Necessary Detachment



“Wow, I found a recipe book!  It has a woman’s name on it.  Her name is K….”
“NO NO NO NO!!!” I yell from across the field.  “DO. NOT. SAY. HER. NAME.”  I yell to my teammate.
As I look at the chaos around me, some recognizable, but most, not, I say to myself, I cannot know her name.  I will never be able to finish this assignment if I know her name.

“We had a small aircraft go down in the foothills.  There were no survivors.  NTSB and the Sheriff’s Office have been on scene, and some remains were recovered, but they’d like it if your dog teams could assist with recovering as much as possible from the site.”

Wow.  I was excited.  My first plane crash!  I never in a million years thought I’d ever get to work a plane crash!  I gathered my gear, my dog Thumper, and headed out the door to the scene, an hour’s drive away.  I felt my excitement grow as I got closer.  I imagined the scene, much like many movies I had seen, in my head. I thought; “This will be awesome!”

The pilot of the small aircraft had become disoriented in the fog and ended up upside down.  Thinking he was right side up, he powered up, trying to gain altitude.  Instead, he powered right into the ground.  He, his wife of several decades, and his dog were all killed on impact.

This day, this event, this view, was not awesome.

The scene was atrocious.  Parts of the small plane were everywhere.  The engine had traveled the furthest distance out, and other parts of the plane were all over the hillside, including in the trees.  The damage the fuel had done to the ground and trees was evident as well, covering the grass and the oak trees with a light red hue. 

We surveyed the gruesome scene. None of us, all a part of a volunteer search and rescue team, had ever seen anything like this before.  I wasn’t sure what I expected, but what I saw, and, subsequently, what I experienced, deeply affected me.
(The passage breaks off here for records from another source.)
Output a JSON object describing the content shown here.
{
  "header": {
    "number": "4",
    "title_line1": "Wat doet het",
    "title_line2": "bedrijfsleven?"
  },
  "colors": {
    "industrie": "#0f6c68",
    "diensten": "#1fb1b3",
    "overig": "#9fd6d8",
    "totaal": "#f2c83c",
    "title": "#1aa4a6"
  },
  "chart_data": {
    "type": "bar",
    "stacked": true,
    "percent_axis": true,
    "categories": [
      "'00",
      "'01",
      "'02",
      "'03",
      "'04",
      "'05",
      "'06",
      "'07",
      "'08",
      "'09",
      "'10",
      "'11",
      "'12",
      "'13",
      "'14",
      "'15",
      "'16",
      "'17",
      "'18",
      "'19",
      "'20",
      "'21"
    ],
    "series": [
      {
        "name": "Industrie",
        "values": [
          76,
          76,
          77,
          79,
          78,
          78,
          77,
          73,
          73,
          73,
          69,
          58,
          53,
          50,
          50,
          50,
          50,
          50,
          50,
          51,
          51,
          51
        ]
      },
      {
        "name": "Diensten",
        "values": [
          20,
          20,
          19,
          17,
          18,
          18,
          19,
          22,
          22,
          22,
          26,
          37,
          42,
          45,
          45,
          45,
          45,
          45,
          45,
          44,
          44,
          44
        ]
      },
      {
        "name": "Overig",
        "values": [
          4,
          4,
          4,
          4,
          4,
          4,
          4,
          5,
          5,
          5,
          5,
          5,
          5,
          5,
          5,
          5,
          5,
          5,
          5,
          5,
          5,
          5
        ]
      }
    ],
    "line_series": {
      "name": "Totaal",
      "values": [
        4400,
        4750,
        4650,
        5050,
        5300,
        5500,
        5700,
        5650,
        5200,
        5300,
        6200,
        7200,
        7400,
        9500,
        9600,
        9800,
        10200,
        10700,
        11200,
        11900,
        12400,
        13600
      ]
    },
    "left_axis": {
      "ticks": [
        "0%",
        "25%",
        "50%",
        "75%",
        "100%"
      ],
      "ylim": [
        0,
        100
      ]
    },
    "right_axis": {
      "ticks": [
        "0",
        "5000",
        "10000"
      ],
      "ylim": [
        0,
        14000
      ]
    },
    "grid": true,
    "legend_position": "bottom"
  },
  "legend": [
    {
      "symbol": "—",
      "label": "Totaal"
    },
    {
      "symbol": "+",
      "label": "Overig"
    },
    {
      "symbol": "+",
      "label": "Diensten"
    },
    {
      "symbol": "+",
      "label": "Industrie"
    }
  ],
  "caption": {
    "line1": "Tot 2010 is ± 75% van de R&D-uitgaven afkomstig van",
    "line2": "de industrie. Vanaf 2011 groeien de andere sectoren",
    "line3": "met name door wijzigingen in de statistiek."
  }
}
I got Thumper and set him out to searching.  A large, jovial mixed breed dog, Thumper was unique on our team. His only search discipline was cadaver work.  I assumed he would be right at home in this environment and we’d make swift work of what was hastily turning into a very nasty job.   Normally a very enthusiastic searcher, his quick, happy movements changed rapidly.  Within a few short minutes, he gave me a tentative alert.  When I asked him to show me, to pinpoint the source, he just turned around, facing the scene and looked at it and then at me.  I got the message loud and clear.

The scent of death was everywhere.

This was going to take longer than I thought.

I had to work this scene unlike any other.  There was so much for him to find, all I could do was watch Thumper work and when he’d dip his head, turn and look at me, I’d check the spot he sniffed.  Sometimes, I could retrieve what he found, other times, another searcher had to because Thumper was moving too far away.

For a long while, there were no recognizable parts. Thumper’s head would dip, and I’d pick up a fragment of bone, or a piece of flesh, its origin unknowable to my eye.  There were pieces of flesh hanging from trees, as well as scattered all over the ground. We found definite skull fragments and surrounding brain matter.    Sometimes, I would intently stare at the slightly larger bone fragments, trying to see if I could decide what they were. 

All the while, in the back of my mind, I knew I was picking up minuscule parts of two humans, but there was no human form so I could keep on going.

“Wow, I found a recipe book!  It has a woman’s name on it.  Her name is K---“

I am hearing this from behind me as I look at the latest thing my dog, along with a teammate's dog, has found.

I am screaming NO! NO! NO! NO! because we are looking at the first piece of flesh that has form.  That is instantly recognizable.  That makes the dozens upon dozens of the little pieces I have been picking up into a human being.

It is an older woman’s hand, up to just beyond the wrist.  It is her left hand.  On her ring finger is a beautiful gold ring with a gorgeous ruby in it, surrounded by diamonds.  A wedding ring.

In the back of my mind, I have known, from the start of the day that we were there to recover as much of this man and woman in this plane crash.  I have known all along that this was a married couple.  I have known that this couple had a family and that this family is grieving and this family deserves answers and to have their loved ones back for proper burial.

In order for me to pick up this hand, the woman’s hand with a wedding ring on the ring finger, I cannot know her name.  I cannot have a human attached to this hand.

For if I know her name, as I pick up her hand and place in the bag I am carrying, the bag that I have been slowly filling with other parts that used to be she and her husband… that hand suddenly has a face.  That face becomes a person.  That person becomes someone’s now deceased family member.  And I am here seeing her in a way no one should ever have to see her.

I cannot know her name or I will not be able to complete my assignment.  The ear, the foot, the eye, will no longer be able to be discovered by me, or picked up by me.